Indonesian Journal of Electrical Engineering and Computer Science
Vol 40, No 3: December 2025

Sentiment analysis in Arabic and dialects: a review utilizing a corpus-based approach

Hussein Ali, Abbas (Unknown)
Barişçi, Necaattin (Unknown)



Article Info

Publish Date
01 Dec 2025

Abstract

Arabic is one of the most morphologically complex languages, and its numerous dialects render identifying sentiment in digital communication a challenging task. In this study, we conduct a systematic literature review (SLR) to investigate the sentiment analysis (SA) techniques used on modern standard Arabic (MSA) and several Arabic dialects (AD) between 2020 and 2024. A corpus-based analysis of 71 articles indicated that machine learning (ML) and deep learning (DL) algorithms were the dominant methods used. Overall, the most frequently studied dialects are those from Saudi Arabia, Morocco, and to a lesser extent, Algeria, among various algorithms used for text classification, including support vector machines (SVM) and convolutional neural networks (CNN). These techniques emerged as some of the most effective strategies employed for sentiment classification. While new contemporary word embeddings, such as Word2Vec, are gaining traction in the field, traditional feature extraction methods, like term frequency-inverse document frequency (TF-IDF), continue to outperform them.
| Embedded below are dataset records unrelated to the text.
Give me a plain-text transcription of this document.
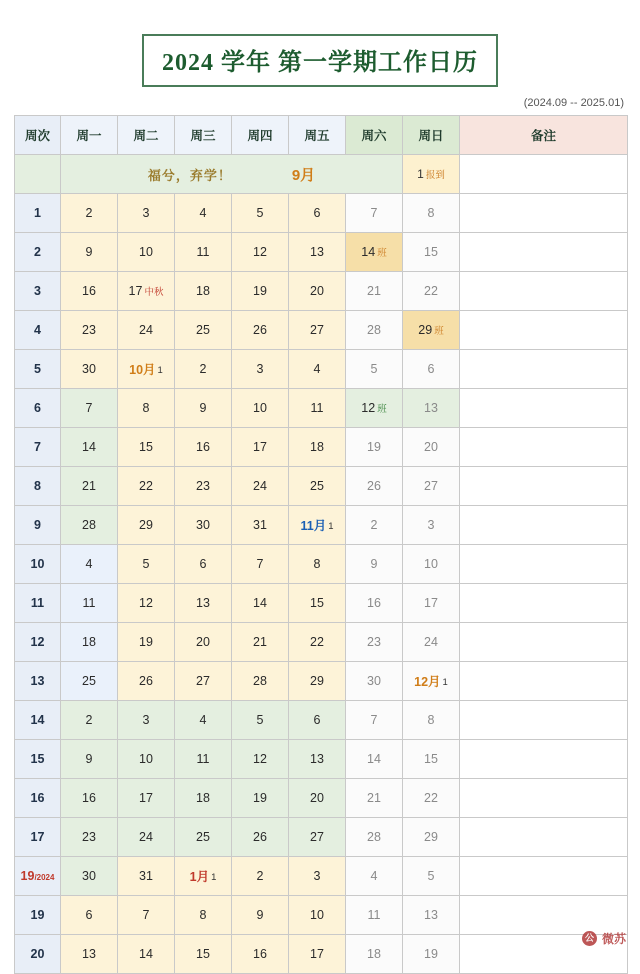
2024 学年 第一学期工作日历
(2024.09 -- 2025.01)
周次	周一	周二	周三	周四	周五	周六	周日	备注

	福兮，弃学！ 9月						1 报到	
1	2	3	4	5	6	7	8	
2	9	10	11	12	13	14 班	15	
3	16	17 中秋	18	19	20	21	22	
4	23	24	25	26	27	28	29 班	
5	30	10月 1	2	3	4	5	6	
6	7	8	9	10	11	12 班	13	
7	14	15	16	17	18	19	20	
8	21	22	23	24	25	26	27	
9	28	29	30	31	11月 1	2	3	
10	4	5	6	7	8	9	10	
11	11	12	13	14	15	16	17	
12	18	19	20	21	22	23	24	
13	25	26	27	28	29	30	12月 1	
14	2	3	4	5	6	7	8	
15	9	10	11	12	13	14	15	
16	16	17	18	19	20	21	22	
17	23	24	25	26	27	28	29	
19/2024	30	31	1月 1	2	3	4	5	
19	6	7	8	9	10	11	13	
20	13	14	15	16	17	18	19	
公 微苏
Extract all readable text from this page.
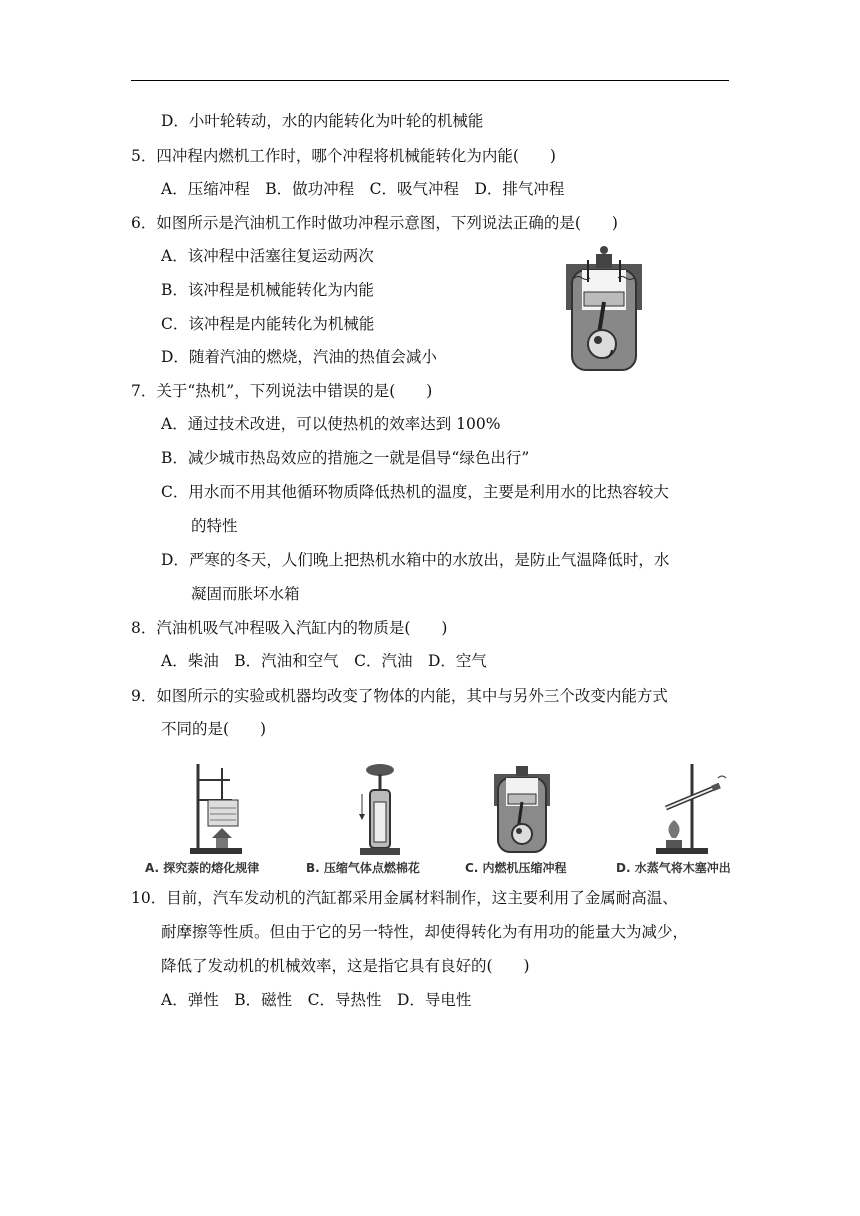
D．小叶轮转动，水的内能转化为叶轮的机械能
5．四冲程内燃机工作时，哪个冲程将机械能转化为内能(　　)
A．压缩冲程　B．做功冲程　C．吸气冲程　D．排气冲程
6．如图所示是汽油机工作时做功冲程示意图，下列说法正确的是(　　)
A．该冲程中活塞往复运动两次
B．该冲程是机械能转化为内能
C．该冲程是内能转化为机械能
D．随着汽油的燃烧，汽油的热值会减小
7．关于“热机”，下列说法中错误的是(　　)
A．通过技术改进，可以使热机的效率达到 100%
B．减少城市热岛效应的措施之一就是倡导“绿色出行”
C．用水而不用其他循环物质降低热机的温度，主要是利用水的比热容较大
的特性
D．严寒的冬天，人们晚上把热机水箱中的水放出，是防止气温降低时，水
凝固而胀坏水箱
8．汽油机吸气冲程吸入汽缸内的物质是(　　)
A．柴油　B．汽油和空气　C．汽油　D．空气
9．如图所示的实验或机器均改变了物体的内能，其中与另外三个改变内能方式
不同的是(　　)
A. 探究萘的熔化规律	B. 压缩气体点燃棉花	C. 内燃机压缩冲程	D. 水蒸气将木塞冲出
10．目前，汽车发动机的汽缸都采用金属材料制作，这主要利用了金属耐高温、
耐摩擦等性质。但由于它的另一特性，却使得转化为有用功的能量大为减少，
降低了发动机的机械效率，这是指它具有良好的(　　)
A．弹性　B．磁性　C．导热性　D．导电性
The study highlights the importance of additional labeled datasets and tailored models in navigating the linguistically rich world of AD. Additionally, the results highlight the need for dialect-specific adaptations to improve SA outcomes, and further investigation is needed by leveraging advanced DL methodologies, as well as improved data resources, to address these issues.

Copyrights © 2025